El árbitro permaneció acuclillado, la mirada al frente.
—Enderézate y háblame como un hombre —exigió Schwartz.
—Cuidado con lo que dices.
—Ten cuidado tú. Has metido la pata y lo sabes.
—No sé quién te has creído que eres, muchacho, pero más te vale que cuando acabe de contar hasta uno, te hayas ido de aquí.
—¿Muchacho? —repitió Schwartz. Bajó el mentón para fijar la mirada en los ojos acuosos de aquel hombre patético e inepto.
Bien porque el árbitro lo hiciera a propósito, bien porque balbuceó al hablar, nervioso al ver los ciento diez kilos de Schwartz cernidos sobre él, o bien porque sencillamente esas cosas eran inevitables cuando dos caras se acercaban tanto, el caso es que una gota de saliva saltó de su boca y fue a parar a la mejilla de Schwartz. Una nube roja envolvió a éste. No debería haberle hablado a Henry de la facultad de Derecho.

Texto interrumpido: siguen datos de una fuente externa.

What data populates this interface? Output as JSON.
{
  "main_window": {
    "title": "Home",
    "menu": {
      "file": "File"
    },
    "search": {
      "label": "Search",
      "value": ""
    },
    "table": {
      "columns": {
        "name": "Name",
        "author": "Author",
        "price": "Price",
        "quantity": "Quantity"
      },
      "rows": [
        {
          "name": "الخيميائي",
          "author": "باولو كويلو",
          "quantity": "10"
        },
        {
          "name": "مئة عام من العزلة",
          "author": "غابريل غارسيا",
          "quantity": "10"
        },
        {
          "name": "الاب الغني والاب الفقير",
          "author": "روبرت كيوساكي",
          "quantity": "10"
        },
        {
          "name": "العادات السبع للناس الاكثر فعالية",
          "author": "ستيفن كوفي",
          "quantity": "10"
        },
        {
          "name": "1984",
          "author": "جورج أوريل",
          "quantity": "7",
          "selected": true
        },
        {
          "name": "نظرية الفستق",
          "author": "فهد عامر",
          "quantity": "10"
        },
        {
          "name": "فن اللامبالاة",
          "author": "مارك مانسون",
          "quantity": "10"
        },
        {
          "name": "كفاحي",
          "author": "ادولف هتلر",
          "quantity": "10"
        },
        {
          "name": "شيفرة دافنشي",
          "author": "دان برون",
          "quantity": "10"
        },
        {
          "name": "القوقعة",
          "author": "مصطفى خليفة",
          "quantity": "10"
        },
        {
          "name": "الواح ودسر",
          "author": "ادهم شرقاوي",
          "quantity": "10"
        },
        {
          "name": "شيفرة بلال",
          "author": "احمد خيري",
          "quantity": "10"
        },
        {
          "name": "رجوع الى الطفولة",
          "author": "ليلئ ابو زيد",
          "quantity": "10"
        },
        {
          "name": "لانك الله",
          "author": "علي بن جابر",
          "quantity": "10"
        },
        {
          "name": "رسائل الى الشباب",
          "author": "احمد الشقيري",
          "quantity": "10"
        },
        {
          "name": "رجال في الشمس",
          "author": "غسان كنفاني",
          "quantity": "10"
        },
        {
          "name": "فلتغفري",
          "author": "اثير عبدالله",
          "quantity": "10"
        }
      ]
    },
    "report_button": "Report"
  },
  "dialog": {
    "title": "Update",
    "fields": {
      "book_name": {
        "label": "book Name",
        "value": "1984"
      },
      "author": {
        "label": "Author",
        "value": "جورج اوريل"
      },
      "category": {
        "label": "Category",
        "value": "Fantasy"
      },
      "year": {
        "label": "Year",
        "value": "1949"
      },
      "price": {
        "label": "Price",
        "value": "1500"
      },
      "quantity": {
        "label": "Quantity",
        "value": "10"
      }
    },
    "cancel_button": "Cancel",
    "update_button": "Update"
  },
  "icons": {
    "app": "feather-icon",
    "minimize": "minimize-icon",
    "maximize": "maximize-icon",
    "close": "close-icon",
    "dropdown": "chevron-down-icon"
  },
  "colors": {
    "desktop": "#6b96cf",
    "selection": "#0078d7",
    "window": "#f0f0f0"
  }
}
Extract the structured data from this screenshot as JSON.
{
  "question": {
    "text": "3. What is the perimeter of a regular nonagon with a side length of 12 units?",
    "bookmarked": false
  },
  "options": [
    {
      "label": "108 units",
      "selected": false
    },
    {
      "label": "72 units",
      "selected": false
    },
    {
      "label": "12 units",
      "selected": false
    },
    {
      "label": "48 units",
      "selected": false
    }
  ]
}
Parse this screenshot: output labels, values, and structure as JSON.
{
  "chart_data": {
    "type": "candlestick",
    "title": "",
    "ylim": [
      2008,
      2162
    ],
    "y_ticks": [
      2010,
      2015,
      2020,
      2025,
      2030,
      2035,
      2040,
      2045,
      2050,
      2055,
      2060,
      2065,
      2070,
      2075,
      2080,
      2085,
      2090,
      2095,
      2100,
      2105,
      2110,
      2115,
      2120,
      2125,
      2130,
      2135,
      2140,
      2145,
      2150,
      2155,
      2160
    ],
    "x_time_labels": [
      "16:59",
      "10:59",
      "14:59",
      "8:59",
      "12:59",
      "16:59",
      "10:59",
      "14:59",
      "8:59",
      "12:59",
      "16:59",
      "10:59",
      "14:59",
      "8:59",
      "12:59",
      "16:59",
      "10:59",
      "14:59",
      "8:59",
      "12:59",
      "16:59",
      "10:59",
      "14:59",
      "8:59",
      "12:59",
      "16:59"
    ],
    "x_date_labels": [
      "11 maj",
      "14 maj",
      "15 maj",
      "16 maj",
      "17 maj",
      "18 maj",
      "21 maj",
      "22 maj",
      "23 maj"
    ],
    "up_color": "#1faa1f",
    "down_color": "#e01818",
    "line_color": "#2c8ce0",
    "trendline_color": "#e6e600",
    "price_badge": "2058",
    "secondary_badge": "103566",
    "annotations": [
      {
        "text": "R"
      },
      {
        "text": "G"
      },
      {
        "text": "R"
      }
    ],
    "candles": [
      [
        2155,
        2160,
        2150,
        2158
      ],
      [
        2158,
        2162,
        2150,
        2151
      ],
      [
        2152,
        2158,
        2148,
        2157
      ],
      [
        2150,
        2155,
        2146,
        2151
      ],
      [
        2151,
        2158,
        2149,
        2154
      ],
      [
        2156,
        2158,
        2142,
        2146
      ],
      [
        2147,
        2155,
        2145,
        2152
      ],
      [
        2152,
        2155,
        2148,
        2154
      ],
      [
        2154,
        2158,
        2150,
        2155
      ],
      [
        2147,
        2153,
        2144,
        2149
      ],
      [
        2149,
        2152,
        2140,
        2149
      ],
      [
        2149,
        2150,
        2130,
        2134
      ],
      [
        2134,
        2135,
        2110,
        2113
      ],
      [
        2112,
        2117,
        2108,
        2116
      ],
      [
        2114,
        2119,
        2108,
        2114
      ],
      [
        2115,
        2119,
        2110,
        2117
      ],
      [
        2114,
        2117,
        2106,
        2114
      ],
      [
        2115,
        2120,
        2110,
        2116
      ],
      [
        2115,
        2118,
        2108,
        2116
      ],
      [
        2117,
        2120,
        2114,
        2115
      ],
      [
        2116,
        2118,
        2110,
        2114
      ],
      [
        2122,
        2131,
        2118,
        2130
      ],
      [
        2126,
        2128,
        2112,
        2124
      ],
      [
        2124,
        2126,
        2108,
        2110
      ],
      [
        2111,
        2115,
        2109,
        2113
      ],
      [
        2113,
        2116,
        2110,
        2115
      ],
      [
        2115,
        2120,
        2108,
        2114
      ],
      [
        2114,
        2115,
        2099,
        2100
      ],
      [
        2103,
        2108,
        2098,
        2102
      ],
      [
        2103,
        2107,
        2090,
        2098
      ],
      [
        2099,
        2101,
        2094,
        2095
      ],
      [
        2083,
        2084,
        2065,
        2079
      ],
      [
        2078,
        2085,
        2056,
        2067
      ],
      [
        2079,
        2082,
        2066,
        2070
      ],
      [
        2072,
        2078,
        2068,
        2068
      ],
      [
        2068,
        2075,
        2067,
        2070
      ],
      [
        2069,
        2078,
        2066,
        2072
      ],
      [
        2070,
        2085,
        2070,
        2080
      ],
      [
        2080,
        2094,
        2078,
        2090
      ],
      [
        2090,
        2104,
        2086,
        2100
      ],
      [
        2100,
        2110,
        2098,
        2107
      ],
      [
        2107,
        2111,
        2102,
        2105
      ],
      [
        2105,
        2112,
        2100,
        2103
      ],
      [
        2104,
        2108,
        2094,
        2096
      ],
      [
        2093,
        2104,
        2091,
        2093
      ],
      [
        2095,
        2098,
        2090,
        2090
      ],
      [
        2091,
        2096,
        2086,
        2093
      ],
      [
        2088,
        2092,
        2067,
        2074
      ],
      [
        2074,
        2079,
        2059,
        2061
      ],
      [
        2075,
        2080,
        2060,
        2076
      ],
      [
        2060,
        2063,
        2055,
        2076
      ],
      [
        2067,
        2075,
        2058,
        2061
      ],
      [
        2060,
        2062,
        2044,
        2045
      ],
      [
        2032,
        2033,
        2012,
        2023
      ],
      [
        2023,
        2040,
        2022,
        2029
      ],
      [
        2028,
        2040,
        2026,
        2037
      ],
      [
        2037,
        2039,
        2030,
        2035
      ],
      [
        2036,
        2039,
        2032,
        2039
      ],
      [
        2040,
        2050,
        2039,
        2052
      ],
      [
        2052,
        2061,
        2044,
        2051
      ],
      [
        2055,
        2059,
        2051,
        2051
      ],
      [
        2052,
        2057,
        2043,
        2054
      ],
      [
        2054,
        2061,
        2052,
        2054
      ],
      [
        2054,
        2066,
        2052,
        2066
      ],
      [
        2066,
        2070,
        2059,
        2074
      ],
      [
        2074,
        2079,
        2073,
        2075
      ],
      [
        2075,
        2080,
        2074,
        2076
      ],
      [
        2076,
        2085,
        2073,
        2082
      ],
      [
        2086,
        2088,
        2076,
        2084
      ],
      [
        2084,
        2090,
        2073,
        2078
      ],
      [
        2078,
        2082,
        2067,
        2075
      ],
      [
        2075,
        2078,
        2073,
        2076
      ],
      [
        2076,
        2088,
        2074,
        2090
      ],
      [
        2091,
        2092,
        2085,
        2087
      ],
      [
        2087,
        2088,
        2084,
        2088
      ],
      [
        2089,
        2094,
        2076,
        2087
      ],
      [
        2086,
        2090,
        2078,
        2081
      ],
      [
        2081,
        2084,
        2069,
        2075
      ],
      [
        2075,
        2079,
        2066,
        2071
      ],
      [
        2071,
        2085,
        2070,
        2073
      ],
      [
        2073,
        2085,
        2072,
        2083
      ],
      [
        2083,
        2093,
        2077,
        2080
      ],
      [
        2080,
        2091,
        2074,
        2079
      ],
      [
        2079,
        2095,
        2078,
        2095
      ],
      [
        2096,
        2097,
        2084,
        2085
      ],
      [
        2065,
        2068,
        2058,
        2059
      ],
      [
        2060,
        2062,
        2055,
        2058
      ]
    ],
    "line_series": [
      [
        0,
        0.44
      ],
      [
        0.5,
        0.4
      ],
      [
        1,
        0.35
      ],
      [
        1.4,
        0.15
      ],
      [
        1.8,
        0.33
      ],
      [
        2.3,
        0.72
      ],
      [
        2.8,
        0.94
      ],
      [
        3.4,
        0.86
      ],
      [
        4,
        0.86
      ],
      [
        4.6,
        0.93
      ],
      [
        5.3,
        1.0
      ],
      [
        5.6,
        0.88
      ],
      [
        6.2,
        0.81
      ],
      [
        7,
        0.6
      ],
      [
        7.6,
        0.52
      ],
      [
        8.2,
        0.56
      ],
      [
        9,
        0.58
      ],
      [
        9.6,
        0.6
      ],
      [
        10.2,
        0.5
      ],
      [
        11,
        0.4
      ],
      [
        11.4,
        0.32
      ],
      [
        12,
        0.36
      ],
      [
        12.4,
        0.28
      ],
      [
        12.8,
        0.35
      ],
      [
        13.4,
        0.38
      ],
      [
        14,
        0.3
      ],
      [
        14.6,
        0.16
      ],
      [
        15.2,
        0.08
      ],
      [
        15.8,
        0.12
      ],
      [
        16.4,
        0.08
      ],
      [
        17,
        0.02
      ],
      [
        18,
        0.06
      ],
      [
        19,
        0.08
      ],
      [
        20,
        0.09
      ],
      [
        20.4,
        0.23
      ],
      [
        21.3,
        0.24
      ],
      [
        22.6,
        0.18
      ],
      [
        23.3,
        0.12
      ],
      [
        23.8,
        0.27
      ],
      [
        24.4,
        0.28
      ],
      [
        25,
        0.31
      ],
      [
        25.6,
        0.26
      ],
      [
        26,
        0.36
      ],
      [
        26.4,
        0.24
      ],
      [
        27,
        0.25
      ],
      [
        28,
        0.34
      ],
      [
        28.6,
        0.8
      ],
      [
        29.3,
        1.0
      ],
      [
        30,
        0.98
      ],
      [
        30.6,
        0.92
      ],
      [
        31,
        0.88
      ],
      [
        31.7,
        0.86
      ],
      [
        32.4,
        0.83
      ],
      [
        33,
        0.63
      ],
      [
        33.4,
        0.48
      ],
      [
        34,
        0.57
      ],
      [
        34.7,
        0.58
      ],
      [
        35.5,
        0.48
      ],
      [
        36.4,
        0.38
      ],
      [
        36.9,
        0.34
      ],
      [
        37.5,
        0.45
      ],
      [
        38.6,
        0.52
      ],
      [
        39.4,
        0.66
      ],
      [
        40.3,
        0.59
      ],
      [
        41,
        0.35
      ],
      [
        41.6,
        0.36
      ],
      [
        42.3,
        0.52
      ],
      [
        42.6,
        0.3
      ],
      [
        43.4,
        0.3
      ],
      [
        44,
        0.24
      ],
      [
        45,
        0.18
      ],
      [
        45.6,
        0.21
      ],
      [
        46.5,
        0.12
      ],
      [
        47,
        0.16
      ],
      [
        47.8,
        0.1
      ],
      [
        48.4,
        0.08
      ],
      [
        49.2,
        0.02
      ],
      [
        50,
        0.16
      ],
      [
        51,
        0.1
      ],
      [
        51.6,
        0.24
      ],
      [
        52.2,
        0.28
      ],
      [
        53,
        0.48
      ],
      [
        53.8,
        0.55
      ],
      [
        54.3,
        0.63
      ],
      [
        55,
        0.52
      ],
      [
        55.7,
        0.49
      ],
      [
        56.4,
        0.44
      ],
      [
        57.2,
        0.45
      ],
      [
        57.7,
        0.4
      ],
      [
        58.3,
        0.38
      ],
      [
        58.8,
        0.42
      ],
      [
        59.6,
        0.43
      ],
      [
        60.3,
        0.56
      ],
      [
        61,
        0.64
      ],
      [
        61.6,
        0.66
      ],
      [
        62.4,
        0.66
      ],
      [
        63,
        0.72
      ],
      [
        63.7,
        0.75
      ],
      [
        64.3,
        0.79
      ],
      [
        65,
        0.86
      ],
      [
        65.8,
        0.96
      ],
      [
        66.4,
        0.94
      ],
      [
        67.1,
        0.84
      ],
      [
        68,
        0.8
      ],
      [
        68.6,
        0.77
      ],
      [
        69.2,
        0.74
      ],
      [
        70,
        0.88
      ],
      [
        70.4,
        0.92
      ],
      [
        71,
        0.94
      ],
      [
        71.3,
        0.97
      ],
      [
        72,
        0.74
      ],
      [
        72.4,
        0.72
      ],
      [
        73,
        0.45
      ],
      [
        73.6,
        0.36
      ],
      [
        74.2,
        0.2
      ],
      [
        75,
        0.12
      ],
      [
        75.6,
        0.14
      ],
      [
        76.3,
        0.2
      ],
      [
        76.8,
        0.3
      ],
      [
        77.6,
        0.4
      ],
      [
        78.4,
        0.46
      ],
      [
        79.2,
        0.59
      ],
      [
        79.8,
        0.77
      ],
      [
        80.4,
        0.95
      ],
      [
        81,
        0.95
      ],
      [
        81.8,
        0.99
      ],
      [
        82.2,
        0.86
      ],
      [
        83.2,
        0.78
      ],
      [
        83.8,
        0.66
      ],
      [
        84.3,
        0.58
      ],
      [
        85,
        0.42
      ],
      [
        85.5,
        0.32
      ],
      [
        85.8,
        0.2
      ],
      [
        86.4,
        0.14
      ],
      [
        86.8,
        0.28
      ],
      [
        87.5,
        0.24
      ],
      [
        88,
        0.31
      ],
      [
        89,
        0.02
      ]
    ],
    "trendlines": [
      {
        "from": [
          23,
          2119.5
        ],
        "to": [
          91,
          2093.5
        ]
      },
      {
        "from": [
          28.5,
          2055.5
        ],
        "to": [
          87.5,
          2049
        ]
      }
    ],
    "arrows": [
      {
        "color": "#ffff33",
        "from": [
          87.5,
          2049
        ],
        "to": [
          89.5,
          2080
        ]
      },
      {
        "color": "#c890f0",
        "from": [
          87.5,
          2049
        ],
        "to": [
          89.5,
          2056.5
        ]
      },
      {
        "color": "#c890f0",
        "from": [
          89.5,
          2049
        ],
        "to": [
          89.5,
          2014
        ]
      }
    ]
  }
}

—Gilipollas de mierda —dijo con voz sibilante—. Tu trabajo de verdad te jode, tu mujer no, así que vienes aquí y mangoneas a un puñado de universitarios los fines de semana para sentirte todo un hombre, un puto hombre de pelo en pecho, un puto hombrecillo, ¿y encima ahora me escupes? ¿Tienes idea de con quién te la juegas? Voy a hacerte pedazos, voy a hacerte pedazos y comerme tus putas…
En ese punto lo interrumpió el entrenador Cox. Sujetándolo por la cintura, tiró de él para sacarlo del campo, masticando serenamente su chicle mientras Schwartz se revolvía y seguía despotricando contra el árbitro. Éste jugueteaba con su marcador de strikes y fingía no escuchar. Schwartz calló en mitad de una frase. La nube roja que flotaba detrás de sus ojos empezó a disiparse, y se preguntó qué había dicho. Naturalmente, lo habían expulsado. Lanzó una mirada a Henry, que respondió con un leve encogimiento de hombros. Schwartz no debería habérselo dicho, no justo antes de un partido.
Desvió la mirada hacia el marcador situado en el campo derecho. Allí estaba, clara como el día, la luz verde parpadeando a lo lejos debajo de la letra E. Alguien pronunció unas palabras por el altavoz anunciando el final de la racha de partidos sin errores de Henry. La multitud entera, incluidos los ojeadores y los jugadores de ambos equipos, se levantaron a una y empezaron a aplaudir.